Answers
Jan 05, 2019 - 09:34 AM
I would recommend focusing on paid social and SEM. In these two you can demonstrate ROI to a client fairly quickly and therefore command a higher retainer or salary. While organic traffic converts best out of all sources it takes too long to get results and it is too unpredictable. As a result SEOs don't make as much money as seasoned SEM and paid social pros.
Jan 08, 2019 - 07:57 AM
Many outlets use SEO and SEM as interchangeable terms, so it’s hard to find specific data on whether SEO or SEM is growing faster. In fact, since SEO is folded into SEM, it’s almost impossible to look at the two separately. Basically, SEM gives you the SEO package and then some, since it also involves paid search aspects.
I’d suggest making decisions based on where you can add the most value to your clients. The debate on whether organic or paid results are best rages on. However, no matter whether you think SEO or SEM matters more, SEM offers a better package, since it’s like “SEO-plus.”
Organic SEO is more important than paid search in many ways. For example, organic search accounts for 51 percent of all web traffic, versus just 10 percent from paid search and 5 percent from social. However, SEM requires you to have a solid SEO foundation, plus extra SEM knowledge that some SEO experts won’t have. Focusing there could give you a leg up on the competition.
Paid social can help brands get the “warm” leads that will respond to later SEM efforts. However, paid social is a pretty narrow niche compared to the large worlds of SEO/SEM, and I think you’d limit yourself if you made that your specialty. Your paid social skills are ultimately of less value than your SEM skills that will help you convert those leads into sales.
However, you could probably specialize in any one of the three and find success, especially since you already have experience with each one.

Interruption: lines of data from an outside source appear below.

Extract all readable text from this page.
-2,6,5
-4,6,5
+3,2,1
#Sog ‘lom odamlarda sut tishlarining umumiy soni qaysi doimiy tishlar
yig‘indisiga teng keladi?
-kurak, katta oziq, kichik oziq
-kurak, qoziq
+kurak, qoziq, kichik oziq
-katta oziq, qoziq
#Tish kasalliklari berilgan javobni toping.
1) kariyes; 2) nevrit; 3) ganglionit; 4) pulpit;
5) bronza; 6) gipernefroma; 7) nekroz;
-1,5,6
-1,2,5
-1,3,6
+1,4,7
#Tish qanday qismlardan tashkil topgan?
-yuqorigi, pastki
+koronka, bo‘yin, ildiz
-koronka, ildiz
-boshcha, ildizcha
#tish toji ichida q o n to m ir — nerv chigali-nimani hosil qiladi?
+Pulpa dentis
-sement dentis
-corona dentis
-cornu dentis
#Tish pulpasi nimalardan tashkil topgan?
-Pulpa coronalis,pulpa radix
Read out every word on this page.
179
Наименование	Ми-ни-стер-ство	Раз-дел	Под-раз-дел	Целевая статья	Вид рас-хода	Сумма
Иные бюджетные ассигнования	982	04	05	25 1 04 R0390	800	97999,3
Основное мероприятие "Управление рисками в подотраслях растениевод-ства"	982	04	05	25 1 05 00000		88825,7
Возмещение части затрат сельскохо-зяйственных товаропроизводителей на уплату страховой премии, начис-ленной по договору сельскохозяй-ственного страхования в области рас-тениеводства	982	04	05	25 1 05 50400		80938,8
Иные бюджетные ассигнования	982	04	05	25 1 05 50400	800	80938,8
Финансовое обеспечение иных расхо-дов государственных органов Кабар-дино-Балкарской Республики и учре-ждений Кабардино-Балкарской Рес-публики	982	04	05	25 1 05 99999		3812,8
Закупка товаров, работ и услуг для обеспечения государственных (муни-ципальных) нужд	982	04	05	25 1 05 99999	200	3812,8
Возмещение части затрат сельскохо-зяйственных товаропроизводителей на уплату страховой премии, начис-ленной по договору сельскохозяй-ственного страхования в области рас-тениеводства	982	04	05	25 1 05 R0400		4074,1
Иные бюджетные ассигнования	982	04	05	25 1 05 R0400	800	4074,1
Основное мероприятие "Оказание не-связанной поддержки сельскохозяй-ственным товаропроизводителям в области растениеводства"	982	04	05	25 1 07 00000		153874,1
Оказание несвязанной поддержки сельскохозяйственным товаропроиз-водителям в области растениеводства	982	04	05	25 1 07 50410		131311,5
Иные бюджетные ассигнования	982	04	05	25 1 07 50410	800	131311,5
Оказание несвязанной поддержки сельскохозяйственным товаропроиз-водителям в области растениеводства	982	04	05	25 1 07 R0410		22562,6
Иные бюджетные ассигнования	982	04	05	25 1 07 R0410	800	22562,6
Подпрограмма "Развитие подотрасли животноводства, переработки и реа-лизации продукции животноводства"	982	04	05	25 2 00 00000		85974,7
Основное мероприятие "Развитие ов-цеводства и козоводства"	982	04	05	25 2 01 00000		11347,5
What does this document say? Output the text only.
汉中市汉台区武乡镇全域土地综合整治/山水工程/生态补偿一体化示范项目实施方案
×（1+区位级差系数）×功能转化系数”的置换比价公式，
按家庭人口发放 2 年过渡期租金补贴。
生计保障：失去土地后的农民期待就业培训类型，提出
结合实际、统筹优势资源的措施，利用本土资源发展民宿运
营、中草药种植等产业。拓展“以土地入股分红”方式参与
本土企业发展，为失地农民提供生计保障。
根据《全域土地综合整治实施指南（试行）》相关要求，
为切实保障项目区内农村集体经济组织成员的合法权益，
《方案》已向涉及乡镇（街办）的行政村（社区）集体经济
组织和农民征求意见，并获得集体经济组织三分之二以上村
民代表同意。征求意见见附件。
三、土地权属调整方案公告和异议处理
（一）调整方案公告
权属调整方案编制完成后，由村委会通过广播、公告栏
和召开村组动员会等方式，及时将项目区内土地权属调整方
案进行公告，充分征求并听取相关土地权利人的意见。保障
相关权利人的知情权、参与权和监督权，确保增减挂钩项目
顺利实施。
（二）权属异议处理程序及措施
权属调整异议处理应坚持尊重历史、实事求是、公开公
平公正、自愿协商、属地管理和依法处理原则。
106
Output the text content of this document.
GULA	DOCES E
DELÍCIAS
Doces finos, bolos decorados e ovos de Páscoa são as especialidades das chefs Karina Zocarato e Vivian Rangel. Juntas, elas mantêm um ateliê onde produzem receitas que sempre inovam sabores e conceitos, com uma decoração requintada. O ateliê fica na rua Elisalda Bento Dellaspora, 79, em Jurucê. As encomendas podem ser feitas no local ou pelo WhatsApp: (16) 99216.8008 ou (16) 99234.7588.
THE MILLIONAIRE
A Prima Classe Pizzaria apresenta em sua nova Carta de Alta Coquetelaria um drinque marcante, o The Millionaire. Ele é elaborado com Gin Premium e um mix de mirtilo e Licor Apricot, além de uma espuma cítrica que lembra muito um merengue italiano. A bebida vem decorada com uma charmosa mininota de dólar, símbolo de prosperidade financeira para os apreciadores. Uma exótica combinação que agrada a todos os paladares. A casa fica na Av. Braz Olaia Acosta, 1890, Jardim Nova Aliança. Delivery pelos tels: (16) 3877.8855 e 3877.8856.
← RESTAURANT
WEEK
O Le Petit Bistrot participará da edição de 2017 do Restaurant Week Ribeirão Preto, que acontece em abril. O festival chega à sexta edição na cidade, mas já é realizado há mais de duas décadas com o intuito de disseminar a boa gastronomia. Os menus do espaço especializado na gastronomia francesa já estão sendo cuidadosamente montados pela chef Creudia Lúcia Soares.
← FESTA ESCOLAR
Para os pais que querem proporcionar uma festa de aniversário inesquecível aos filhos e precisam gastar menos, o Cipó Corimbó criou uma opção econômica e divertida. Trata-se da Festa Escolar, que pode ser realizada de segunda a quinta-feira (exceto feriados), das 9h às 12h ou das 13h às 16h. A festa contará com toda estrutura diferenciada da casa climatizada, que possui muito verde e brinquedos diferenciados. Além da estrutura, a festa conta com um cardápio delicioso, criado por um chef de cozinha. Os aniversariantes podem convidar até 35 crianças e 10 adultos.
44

While SEM will likely give you the edge you want, it’s also a good idea to figure out exactly the types of companies you’d like to work for (or industries you’d like to focus on), and make your choice based on which tactics matter most to them. For example, many small businesses benefit more from SEM than SEO, since it allows them to compete with much larger brands in a way that gets quick results.
Jan 10, 2019 - 05:33 PM
It really depends where you want to take your career. SEM and Paid Social are extremely similar and translate very well into each other. These will take you in the direction of media buying and put you on a track more likely to move up in the marketing world with a focus on profit and loss. It will help you gain a better understanding of the full marketing mix and expose you to the money side, working closely with finance.
SEO on the other hand is more of a horizontal function across an entire business. Good SEO will lead to you being an internal educator and policy maker when it comes to websites. It will much more likely lead you to the product side than SEM or Paid Social will. SEO can help you keep up to date with the latest web trends in design, content production, etc.
I would definitely say there is more of a demand for paid social and SEM than there is for SEO, but there are a lot less people that focus in SEO, so the market is still strong. Paid Social is a somewhat new practice that will give you an advantage in discovering emerging media, as SEO and SEM have largely been simplified over their past best practices and have begun to heavily rely on automation (something paid social relies on heavily as well, but older marketers have less experience with the platforms).
It's definitely a personal choice, but I would also recommend going where the jobs are. If you are a good media strategist, you likely will evolve beyond a single channel, so I would still try to keep up to date with as many best practices for all channels as possible, even if you aren't working on them day to day.